Fri, 04 Sep 2009 6:01a.m.

An OECD report on the wellbeing of children is a warning to the Government that it must not cut spending other political parties said today.

The report, Doing Better for Children, was the first time the Organisation for Economic Cooperation and Development (OECD) had reported on child well-being within its 30 member countries.

New Zealand was struggling in terms of health, with the highest youth suicide rate in the OECD and an above-average child mortality rate.

Children lived in poor material conditions, average family incomes were low by OECD standards and child poverty rates were high.

It also showed that the Government spent less money on children than other countries.

Social Development Minister Paula Bennett said the report was important in that it would focus debate on where New Zealand was heading as a country and the way some in society treated children.

Ms Bennett urged caution with some of the data and comparisons with other countries as not all collected the same information and not all were as thorough in trying to deal with problems.

The report only also covered the period between 2003 and 2006 and did not take into account large increases in spending on early childhood education and Working for Families since then.

Labour’s social development spokeswoman Annette King said the report was a sobering reminder that New Zealand had some way to go to alleviate poverty and inequity.

Policies put in place by Labour had taken the edge off much child poverty while in Government and was working on new policies on benefits and Working for Families.

“My message to Paula Bennett is this.
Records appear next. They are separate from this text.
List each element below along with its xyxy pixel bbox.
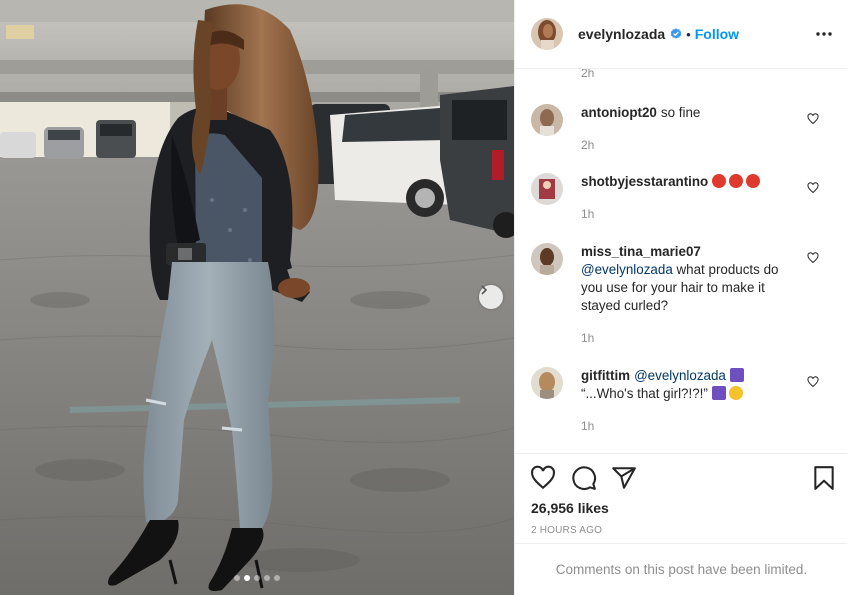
carousel-dot: [234, 575, 240, 581]
comment-timestamp[interactable]: 2h: [581, 138, 594, 152]
carousel-dots: [0, 575, 514, 581]
next-photo-button[interactable]: [479, 285, 503, 309]
comment-text: so fine: [660, 105, 701, 120]
author-avatar[interactable]: [531, 18, 563, 50]
carousel-dot: [274, 575, 280, 581]
comment-username[interactable]: shotbyjesstarantino: [581, 174, 708, 189]
music-notes-emoji-icon: [729, 368, 744, 382]
comment-timestamp[interactable]: 1h: [581, 419, 594, 433]
music-notes-emoji-icon: [711, 386, 726, 400]
comment-username[interactable]: gitfittim: [581, 368, 630, 383]
comment-avatar[interactable]: [531, 104, 563, 136]
comment-avatar[interactable]: [531, 173, 563, 205]
like-comment-heart-icon[interactable]: [807, 113, 819, 125]
share-icon[interactable]: [611, 465, 637, 491]
like-comment-heart-icon[interactable]: [807, 252, 819, 264]
bookmark-icon[interactable]: [811, 465, 837, 491]
carousel-dot: [264, 575, 270, 581]
comment-body: shotbyjesstarantino: [581, 173, 796, 191]
post-timestamp[interactable]: 2 HOURS AGO: [531, 525, 602, 536]
comment-icon[interactable]: [571, 465, 597, 491]
comment-username[interactable]: miss_tina_marie07: [581, 244, 701, 259]
like-comment-heart-icon[interactable]: [807, 376, 819, 388]
caption-timestamp: 2h: [581, 69, 595, 80]
comment-body: gitfittim @evelynlozada “...Who's that gi…: [581, 367, 796, 403]
winking-tongue-emoji-icon: [728, 386, 743, 400]
header-separator: •: [686, 26, 691, 42]
post-side-panel: evelynlozada • Follow 2h antoniopt20 so …: [514, 0, 847, 595]
comment-timestamp[interactable]: 1h: [581, 207, 594, 221]
comment-body: antoniopt20 so fine: [581, 104, 796, 122]
comment-text: “...Who's that girl?!?!”: [581, 386, 708, 401]
instagram-post: evelynlozada • Follow 2h antoniopt20 so …: [0, 0, 847, 595]
comment-timestamp[interactable]: 1h: [581, 331, 594, 345]
comment-username[interactable]: antoniopt20: [581, 105, 657, 120]
parking-garage-photo: [0, 0, 514, 595]
angry-face-emoji-icon: [712, 174, 727, 188]
comment-mention[interactable]: @evelynlozada: [581, 262, 673, 277]
comments-limited-notice: Comments on this post have been limited.: [515, 543, 847, 595]
post-actions: 26,956 likes 2 HOURS AGO: [515, 453, 847, 543]
angry-face-emoji-icon: [746, 174, 761, 188]
post-photo[interactable]: [0, 0, 514, 595]
verified-badge-icon: [670, 28, 682, 40]
angry-face-emoji-icon: [729, 174, 744, 188]
comment-avatar[interactable]: [531, 367, 563, 399]
carousel-dot-active: [244, 575, 250, 581]
more-options-icon[interactable]: [815, 24, 833, 44]
comment-body: miss_tina_marie07 @evelynlozada what prod…: [581, 243, 796, 315]
comments-list[interactable]: 2h antoniopt20 so fine 2h shotbyjesstara…: [515, 69, 847, 452]
comment-avatar[interactable]: [531, 243, 563, 275]
follow-button[interactable]: Follow: [695, 26, 739, 42]
post-header: evelynlozada • Follow: [515, 0, 847, 69]
likes-count[interactable]: 26,956 likes: [531, 500, 609, 516]
comment-mention[interactable]: @evelynlozada: [634, 368, 726, 383]
heart-icon[interactable]: [530, 465, 556, 491]
like-comment-heart-icon[interactable]: [807, 182, 819, 194]
author-username[interactable]: evelynlozada: [578, 26, 665, 42]
carousel-dot: [254, 575, 260, 581]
Please don’t use the recession as an excuse not to make these children a top priority,” Ms King said.

Maori Party co-leader Tariana Turia said the report should serve as a serious wake up call to New Zealanders.

“It gives me no comfort at all to see that the report confirms all of the things the Maori Party has been saying about the plight of our children and shows that we must lift our game considerably by investing more in our children,” Mrs Turia said.

“The Maori Party has a number of policies which will help in this regard. We want the GST off healthy foods, we want the in-work tax credit extended to families of the unemployed, we believe the first $25000 of income should be tax free and the minimum wage should be lifted to $15 an hour.”